For some artists, those barriers are very personal. Artist Lorrie Wagner illustrates the crippling effect of addiction, which she describes as “creating a boundary of existence itself.”
“Lorrie’s piece was so very personal to her,” Hopper tells. “Even though you may feel helpless to make any changes, if you can do something in your art, then sometimes that can be healing.”
Healing has been especially important for artist Diane Hause, who corresponded with women in Afghanistan following the tragic events of 9/11. Her piece, titled “Burqua with Held Mask” (14-inches by 16-inches, photo of 3D work), is from her 2000 series titled “Thinly Veiled Misogyny and a Perpetual State of Inconsequence.”
“It expresses the idea of containment physically, as well as psychologically, and the separateness we experience within cultural perceived differences,” Hause explains. “The burqua express the ‘barrier’ of the women who are forced behind the veils from their own selves and those of us outside the veil ‘observing’ them.”
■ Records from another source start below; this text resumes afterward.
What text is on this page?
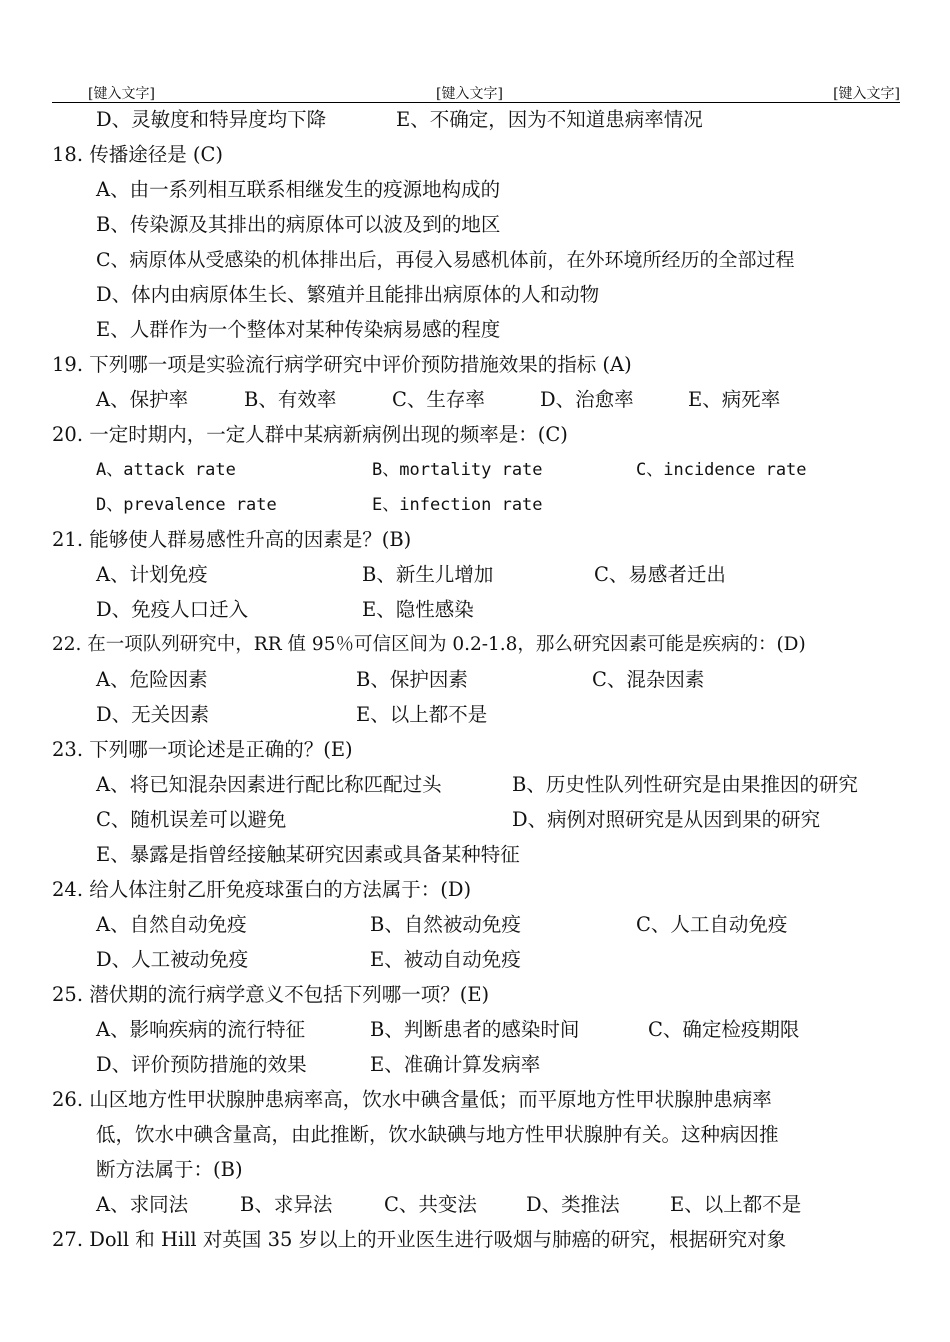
[键入文字]	[键入文字]	[键入文字]
D、灵敏度和特异度均下降	E、不确定，因为不知道患病率情况
18. 传播途径是 (C)
A、由一系列相互联系相继发生的疫源地构成的
B、传染源及其排出的病原体可以波及到的地区
C、病原体从受感染的机体排出后，再侵入易感机体前，在外环境所经历的全部过程
D、体内由病原体生长、繁殖并且能排出病原体的人和动物
E、人群作为一个整体对某种传染病易感的程度
19. 下列哪一项是实验流行病学研究中评价预防措施效果的指标 (A)
A、保护率	B、有效率	C、生存率	D、治愈率	E、病死率
20. 一定时期内，一定人群中某病新病例出现的频率是：(C)
A、attack rate	B、mortality rate	C、incidence rate
D、prevalence rate	E、infection rate
21. 能够使人群易感性升高的因素是？(B)
A、计划免疫	B、新生儿增加	C、易感者迁出
D、免疫人口迁入	E、隐性感染
22. 在一项队列研究中，RR 值 95％可信区间为 0.2-1.8，那么研究因素可能是疾病的：(D)
A、危险因素	B、保护因素	C、混杂因素
D、无关因素	E、以上都不是
23. 下列哪一项论述是正确的？(E)
A、将已知混杂因素进行配比称匹配过头	B、历史性队列性研究是由果推因的研究
C、随机误差可以避免	D、病例对照研究是从因到果的研究
E、暴露是指曾经接触某研究因素或具备某种特征
24. 给人体注射乙肝免疫球蛋白的方法属于：(D)
A、自然自动免疫	B、自然被动免疫	C、人工自动免疫
D、人工被动免疫	E、被动自动免疫
25. 潜伏期的流行病学意义不包括下列哪一项？(E)
A、影响疾病的流行特征	B、判断患者的感染时间	C、确定检疫期限
D、评价预防措施的效果	E、准确计算发病率
26. 山区地方性甲状腺肿患病率高，饮水中碘含量低；而平原地方性甲状腺肿患病率
低，饮水中碘含量高，由此推断，饮水缺碘与地方性甲状腺肿有关。这种病因推
断方法属于：(B)
A、求同法	B、求异法	C、共变法	D、类推法	E、以上都不是
27. Doll 和 Hill 对英国 35 岁以上的开业医生进行吸烟与肺癌的研究，根据研究对象
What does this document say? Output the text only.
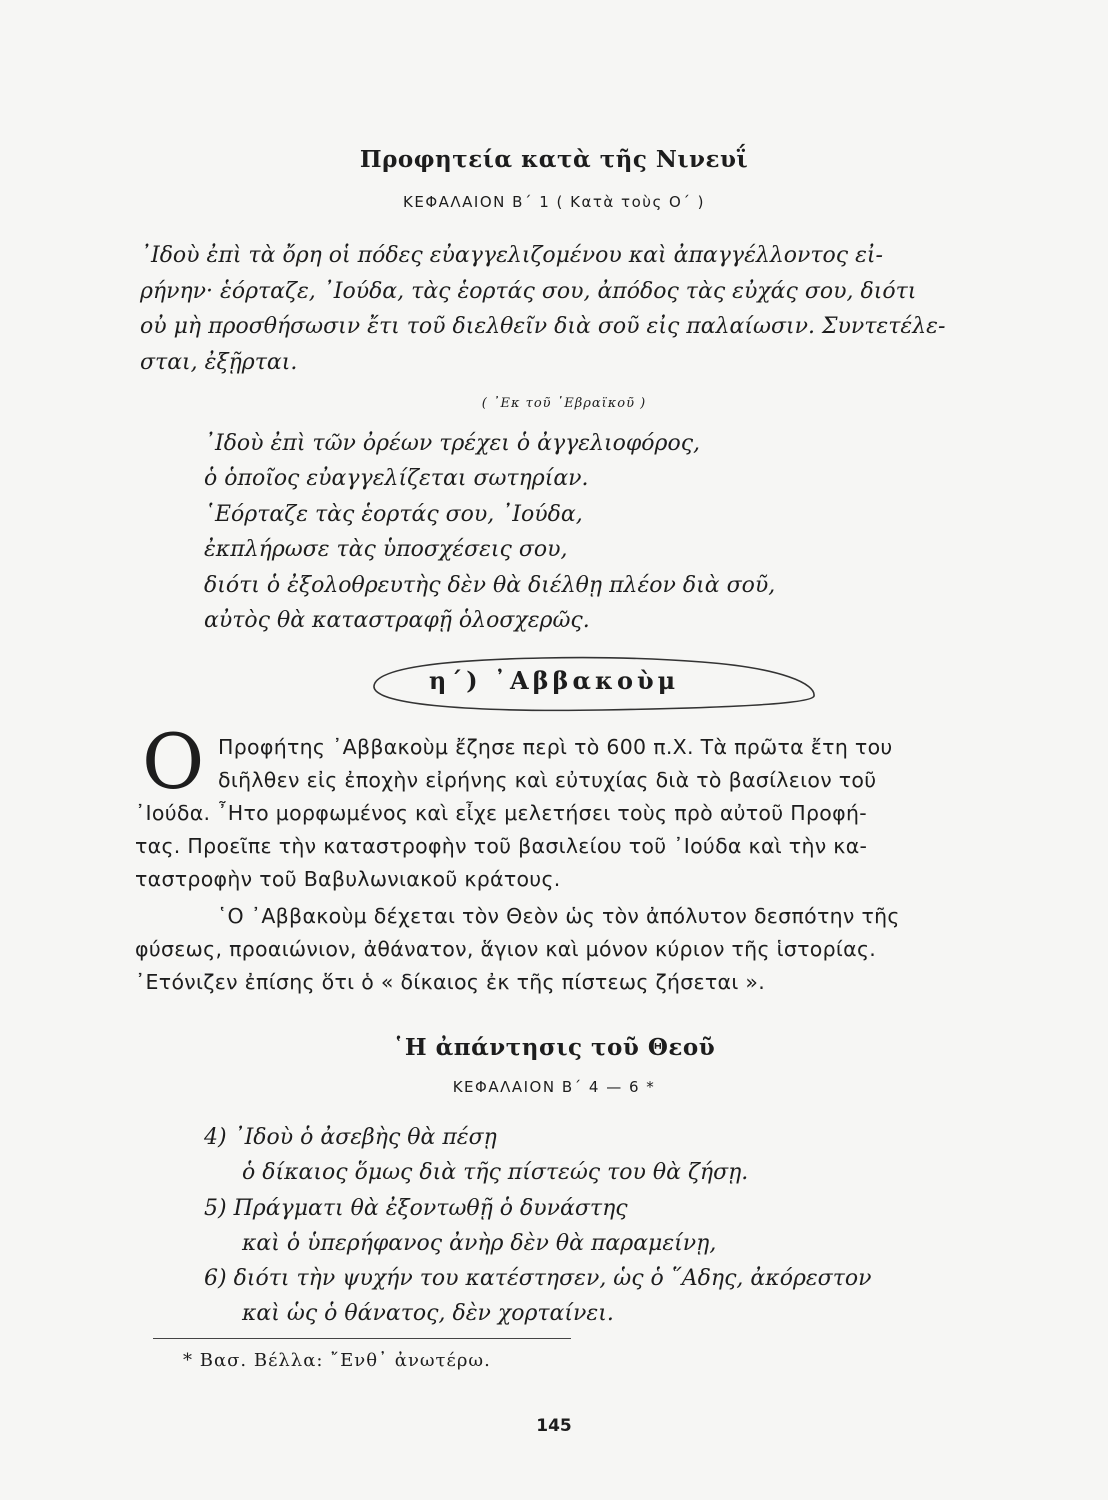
Προφητεία κατὰ τῆς Νινευΐ
ΚΕΦΑΛΑΙΟΝ Β΄ 1 ( Κατὰ τοὺς Ο΄ )
᾿Ιδοὺ ἐπὶ τὰ ὄρη οἱ πόδες εὐαγγελιζομένου καὶ ἀπαγγέλλοντος εἰ-
ρήνην· ἑόρταζε, ᾿Ιούδα, τὰς ἑορτάς σου, ἀπόδος τὰς εὐχάς σου, διότι
οὐ μὴ προσθήσωσιν ἔτι τοῦ διελθεῖν διὰ σοῦ εἰς παλαίωσιν. Συντετέλε-
σται, ἐξῇρται.
( ᾿Εκ τοῦ ῾Εβραϊκοῦ )
᾿Ιδοὺ ἐπὶ τῶν ὀρέων τρέχει ὁ ἀγγελιοφόρος,
ὁ ὁποῖος εὐαγγελίζεται σωτηρίαν.
῾Εόρταζε τὰς ἑορτάς σου, ᾿Ιούδα,
ἐκπλήρωσε τὰς ὑποσχέσεις σου,
διότι ὁ ἐξολοθρευτὴς δὲν θὰ διέλθῃ πλέον διὰ σοῦ,
αὐτὸς θὰ καταστραφῇ ὁλοσχερῶς.
η΄) ᾿Αββακοὺμ
Ο Προφήτης ᾿Αββακοὺμ ἔζησε περὶ τὸ 600 π.Χ. Τὰ πρῶτα ἔτη του
διῆλθεν εἰς ἐποχὴν εἰρήνης καὶ εὐτυχίας διὰ τὸ βασίλειον τοῦ
᾿Ιούδα. ῏Ητο μορφωμένος καὶ εἶχε μελετήσει τοὺς πρὸ αὐτοῦ Προφή-
τας. Προεῖπε τὴν καταστροφὴν τοῦ βασιλείου τοῦ ᾿Ιούδα καὶ τὴν κα-
ταστροφὴν τοῦ Βαβυλωνιακοῦ κράτους.
῾Ο ᾿Αββακοὺμ δέχεται τὸν Θεὸν ὡς τὸν ἀπόλυτον δεσπότην τῆς
φύσεως, προαιώνιον, ἀθάνατον, ἅγιον καὶ μόνον κύριον τῆς ἱστορίας.
᾿Ετόνιζεν ἐπίσης ὅτι ὁ « δίκαιος ἐκ τῆς πίστεως ζήσεται ».
῾Η ἀπάντησις τοῦ Θεοῦ
ΚΕΦΑΛΑΙΟΝ Β΄ 4 — 6 *
4) ᾿Ιδοὺ ὁ ἀσεβὴς θὰ πέσῃ
ὁ δίκαιος ὅμως διὰ τῆς πίστεώς του θὰ ζήσῃ.
5) Πράγματι θὰ ἐξοντωθῇ ὁ δυνάστης
καὶ ὁ ὑπερήφανος ἀνὴρ δὲν θὰ παραμείνῃ,
6) διότι τὴν ψυχήν του κατέστησεν, ὡς ὁ ῞Αδης, ἀκόρεστον
καὶ ὡς ὁ θάνατος, δὲν χορταίνει.
* Βασ. Βέλλα: ῎Ενθ᾿ ἀνωτέρω.
145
Hopper encourages guests to make observations of their own during the festival’s opening. After exploring the pieces hanging inside Wabi Sabi, guests will be invited outside for the illumination of Rachael Crawford Goolsby’s video installation.
Participating artists also include: Ben Billingsley, Peggy Cleary, Harry Davis, Donald Furst, Jeffery Geller, Naomi Greenburg, JoAnn Hart, Karola Luttringhaus, Colleen Ringrose, Carla Rokes, Lisa Sheets, Vicky Smith, Ralph Steeds, and Paul VanZandt.
Among the group, perhaps Hart put the exhibit into perspective best:
“My images are inspired by my own experience. The observers bring their own interpretations to the art images, understanding that perception is about personal boundaries.”
For guests unable to explore those boundaries during the opening reception, the Wabi Sabi Warehouse will again open its doors for the closing reception August 22.